After achieving sales of $400 million in 2004, though, Natrecor’s growth failed to meet forecasts last year after questions arose about its safety and whether it was effective enough to justify a cost of about $500 a treatment, compared with much cheaper alternatives. The Justice Department is also investigating whether Scios promoted the drug for unapproved uses. And the government recently announced that Medicare and Medicaid would no longer cover the drug’s outpatient use.

Scios consistently defended Natrecor’s safety. But the failure of researchers to accurately collect and report the death data in the Natrecor trial comes amid questions elsewhere in the medical industry about the accuracy of studies of drugs and medical devices.

"When you’re talking deaths in clinical trials, mistakes are not an option," said Dr. Arthur Caplan, a medical ethicist at the University of Pennsylvania. "It’s just an area where we have to have absolute, foolproof reporting in place."

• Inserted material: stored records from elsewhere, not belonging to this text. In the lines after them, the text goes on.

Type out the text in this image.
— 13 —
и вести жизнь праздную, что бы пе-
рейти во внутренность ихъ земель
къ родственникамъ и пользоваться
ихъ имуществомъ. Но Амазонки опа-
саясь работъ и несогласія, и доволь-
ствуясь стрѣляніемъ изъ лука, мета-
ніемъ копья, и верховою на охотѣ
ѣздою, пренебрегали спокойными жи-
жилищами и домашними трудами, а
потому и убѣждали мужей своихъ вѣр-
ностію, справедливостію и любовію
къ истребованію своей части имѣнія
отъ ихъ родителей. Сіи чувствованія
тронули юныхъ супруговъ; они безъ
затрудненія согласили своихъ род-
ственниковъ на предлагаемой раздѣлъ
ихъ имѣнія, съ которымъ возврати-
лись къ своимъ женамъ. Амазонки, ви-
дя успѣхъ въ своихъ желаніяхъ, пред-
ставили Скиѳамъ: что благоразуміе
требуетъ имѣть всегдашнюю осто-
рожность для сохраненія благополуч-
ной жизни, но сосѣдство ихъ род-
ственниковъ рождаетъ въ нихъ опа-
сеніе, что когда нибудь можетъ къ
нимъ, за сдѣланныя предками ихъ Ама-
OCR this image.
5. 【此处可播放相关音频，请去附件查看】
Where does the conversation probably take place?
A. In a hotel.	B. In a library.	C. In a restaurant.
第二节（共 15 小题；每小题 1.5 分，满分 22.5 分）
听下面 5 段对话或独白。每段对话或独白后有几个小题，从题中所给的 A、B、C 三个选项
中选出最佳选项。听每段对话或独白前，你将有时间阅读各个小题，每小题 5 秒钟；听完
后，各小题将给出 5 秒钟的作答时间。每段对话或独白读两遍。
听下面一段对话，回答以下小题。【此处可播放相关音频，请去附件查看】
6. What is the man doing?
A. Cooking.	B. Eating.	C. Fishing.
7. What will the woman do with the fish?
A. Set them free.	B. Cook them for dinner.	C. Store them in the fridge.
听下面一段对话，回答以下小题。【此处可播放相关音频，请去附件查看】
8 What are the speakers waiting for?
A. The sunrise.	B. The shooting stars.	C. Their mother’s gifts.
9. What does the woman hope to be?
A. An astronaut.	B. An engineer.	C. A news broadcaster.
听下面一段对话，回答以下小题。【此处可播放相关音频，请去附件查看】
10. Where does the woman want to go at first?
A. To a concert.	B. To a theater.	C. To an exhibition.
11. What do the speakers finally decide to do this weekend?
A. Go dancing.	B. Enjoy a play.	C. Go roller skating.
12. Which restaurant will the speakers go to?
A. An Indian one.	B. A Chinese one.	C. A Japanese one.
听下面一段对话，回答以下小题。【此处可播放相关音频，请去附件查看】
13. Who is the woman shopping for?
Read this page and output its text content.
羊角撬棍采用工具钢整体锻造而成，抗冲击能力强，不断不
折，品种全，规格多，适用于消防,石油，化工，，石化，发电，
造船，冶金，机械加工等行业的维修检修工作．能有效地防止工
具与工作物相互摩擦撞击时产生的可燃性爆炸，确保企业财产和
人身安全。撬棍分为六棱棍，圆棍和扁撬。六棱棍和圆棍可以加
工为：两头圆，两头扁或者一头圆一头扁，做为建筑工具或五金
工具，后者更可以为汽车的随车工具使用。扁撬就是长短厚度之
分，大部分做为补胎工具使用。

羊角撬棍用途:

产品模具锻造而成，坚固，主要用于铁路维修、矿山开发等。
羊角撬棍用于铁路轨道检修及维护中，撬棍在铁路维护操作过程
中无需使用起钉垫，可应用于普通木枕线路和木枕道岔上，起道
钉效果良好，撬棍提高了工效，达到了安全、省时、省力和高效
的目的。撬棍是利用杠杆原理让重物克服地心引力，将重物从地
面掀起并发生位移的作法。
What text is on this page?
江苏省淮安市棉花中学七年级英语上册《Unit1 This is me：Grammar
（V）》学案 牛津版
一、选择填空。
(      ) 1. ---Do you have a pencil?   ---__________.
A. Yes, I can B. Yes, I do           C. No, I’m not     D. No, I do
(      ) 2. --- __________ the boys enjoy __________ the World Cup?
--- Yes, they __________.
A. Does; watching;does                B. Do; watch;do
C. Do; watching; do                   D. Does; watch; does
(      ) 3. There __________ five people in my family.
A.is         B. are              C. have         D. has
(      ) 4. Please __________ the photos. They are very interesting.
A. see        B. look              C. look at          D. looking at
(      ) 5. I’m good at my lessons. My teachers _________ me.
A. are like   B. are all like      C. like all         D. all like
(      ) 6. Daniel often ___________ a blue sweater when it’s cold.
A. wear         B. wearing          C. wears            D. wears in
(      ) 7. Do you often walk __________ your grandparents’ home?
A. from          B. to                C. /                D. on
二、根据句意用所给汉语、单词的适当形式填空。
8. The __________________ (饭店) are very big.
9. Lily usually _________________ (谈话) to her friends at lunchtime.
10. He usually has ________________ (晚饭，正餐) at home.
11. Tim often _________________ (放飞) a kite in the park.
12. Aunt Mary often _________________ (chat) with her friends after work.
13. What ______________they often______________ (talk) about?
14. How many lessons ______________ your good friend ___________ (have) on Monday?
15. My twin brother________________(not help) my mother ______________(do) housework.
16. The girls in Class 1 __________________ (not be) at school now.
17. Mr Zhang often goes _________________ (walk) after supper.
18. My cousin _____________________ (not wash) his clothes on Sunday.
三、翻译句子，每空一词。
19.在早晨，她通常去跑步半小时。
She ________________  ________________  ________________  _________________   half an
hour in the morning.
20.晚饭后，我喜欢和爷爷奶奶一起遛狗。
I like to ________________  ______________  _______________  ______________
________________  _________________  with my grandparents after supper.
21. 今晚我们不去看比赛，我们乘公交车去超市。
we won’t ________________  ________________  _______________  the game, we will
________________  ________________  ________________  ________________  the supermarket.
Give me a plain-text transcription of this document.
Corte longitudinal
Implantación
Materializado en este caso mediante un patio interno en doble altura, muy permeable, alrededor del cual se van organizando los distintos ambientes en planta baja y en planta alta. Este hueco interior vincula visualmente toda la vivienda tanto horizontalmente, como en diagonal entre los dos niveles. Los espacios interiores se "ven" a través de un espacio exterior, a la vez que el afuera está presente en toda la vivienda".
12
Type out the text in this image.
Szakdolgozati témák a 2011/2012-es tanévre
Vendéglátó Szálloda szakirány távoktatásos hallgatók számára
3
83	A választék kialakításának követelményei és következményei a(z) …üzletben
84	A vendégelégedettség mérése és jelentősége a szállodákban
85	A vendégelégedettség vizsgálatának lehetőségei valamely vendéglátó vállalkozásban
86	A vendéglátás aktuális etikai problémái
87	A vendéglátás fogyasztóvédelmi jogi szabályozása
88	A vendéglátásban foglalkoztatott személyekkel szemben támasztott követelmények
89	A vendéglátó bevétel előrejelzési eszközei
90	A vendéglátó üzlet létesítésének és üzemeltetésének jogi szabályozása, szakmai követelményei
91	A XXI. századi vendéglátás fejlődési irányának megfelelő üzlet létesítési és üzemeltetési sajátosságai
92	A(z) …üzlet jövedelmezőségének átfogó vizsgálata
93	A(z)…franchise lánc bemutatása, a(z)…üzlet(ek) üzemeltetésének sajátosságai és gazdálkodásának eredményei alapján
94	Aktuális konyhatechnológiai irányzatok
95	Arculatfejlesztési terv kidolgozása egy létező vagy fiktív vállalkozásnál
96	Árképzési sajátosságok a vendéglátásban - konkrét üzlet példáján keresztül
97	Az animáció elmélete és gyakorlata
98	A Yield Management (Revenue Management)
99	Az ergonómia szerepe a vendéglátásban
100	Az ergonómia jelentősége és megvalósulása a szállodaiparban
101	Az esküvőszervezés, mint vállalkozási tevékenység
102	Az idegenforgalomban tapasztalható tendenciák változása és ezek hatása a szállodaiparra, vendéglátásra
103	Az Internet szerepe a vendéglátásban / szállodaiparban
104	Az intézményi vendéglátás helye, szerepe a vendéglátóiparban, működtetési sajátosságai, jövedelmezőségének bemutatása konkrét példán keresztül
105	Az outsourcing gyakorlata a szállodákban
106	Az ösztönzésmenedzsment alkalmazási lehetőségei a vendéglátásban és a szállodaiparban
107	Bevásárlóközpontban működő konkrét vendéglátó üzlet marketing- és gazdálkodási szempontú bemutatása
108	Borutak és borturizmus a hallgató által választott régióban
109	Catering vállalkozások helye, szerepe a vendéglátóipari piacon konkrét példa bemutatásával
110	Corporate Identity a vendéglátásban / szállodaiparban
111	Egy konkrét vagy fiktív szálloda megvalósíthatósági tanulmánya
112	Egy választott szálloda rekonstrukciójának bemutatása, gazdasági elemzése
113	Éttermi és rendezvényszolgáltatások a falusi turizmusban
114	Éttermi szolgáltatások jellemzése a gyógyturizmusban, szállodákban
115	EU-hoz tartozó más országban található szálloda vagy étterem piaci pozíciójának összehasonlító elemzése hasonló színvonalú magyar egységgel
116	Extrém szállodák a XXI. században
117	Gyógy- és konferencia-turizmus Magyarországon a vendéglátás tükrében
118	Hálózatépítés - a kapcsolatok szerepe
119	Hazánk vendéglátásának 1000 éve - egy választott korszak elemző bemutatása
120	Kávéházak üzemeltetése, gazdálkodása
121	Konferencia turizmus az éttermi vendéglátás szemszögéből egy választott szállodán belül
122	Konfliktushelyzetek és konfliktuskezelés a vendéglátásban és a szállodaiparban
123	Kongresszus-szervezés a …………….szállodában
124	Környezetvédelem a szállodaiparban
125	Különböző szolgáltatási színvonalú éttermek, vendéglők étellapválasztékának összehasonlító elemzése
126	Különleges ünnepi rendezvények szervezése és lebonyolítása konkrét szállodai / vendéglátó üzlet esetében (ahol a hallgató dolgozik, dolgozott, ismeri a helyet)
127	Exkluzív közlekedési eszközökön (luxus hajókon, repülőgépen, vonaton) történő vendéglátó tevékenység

Last month, the drug maker Merck was accused of misrepresenting the results of a clinical trial of the painkiller Vioxx to minimize its heart risks. The study was published in November 2000, almost four years before Merck stopped selling the drug amid safety concerns.

The Vioxx accusation came from Dr. Gregory D. Curfman, the editor of The New England Journal of Medicine, who said the authors of a Vioxx study had deleted data about strokes, heart attacks and other vascular problems suffered by some patients. Merck has denied mishandling the data submitted for publication.

While the findings of the Natrecor study were presented earlier at medical conferences, it was not until October that the complete results were published in The Journal of Emergency Medicine. At that time, Dr. Peacock and colleagues, who included a Scios executive, reported that five Natrecor patients had died within 30 days. The deaths included those from causes clearly not related to Natrecor use, including an accident, the study reported.

In the meantime, Scios had undertaken a retrospective review of the study to look at mortality in patients up to 180 days after treatment. It was during that review, according to the Scios spokesman, Mr. Wolfe, that the two additional deaths among Natrecor patients within the 30-day period were discovered. When the company learned of those deaths, it notified the F.D.A. and Dr. Peacock, Mr. Wolfe said.

Ms. Sheil, the spokeswoman for the Cleveland Clinic, said Dr. Peacock learned of the additional deaths in September and notified The Journal of Emergency Medicine, but the article had already been published. Its authors say they will update it once the analysis by Scios is completed, sometime in the next few months.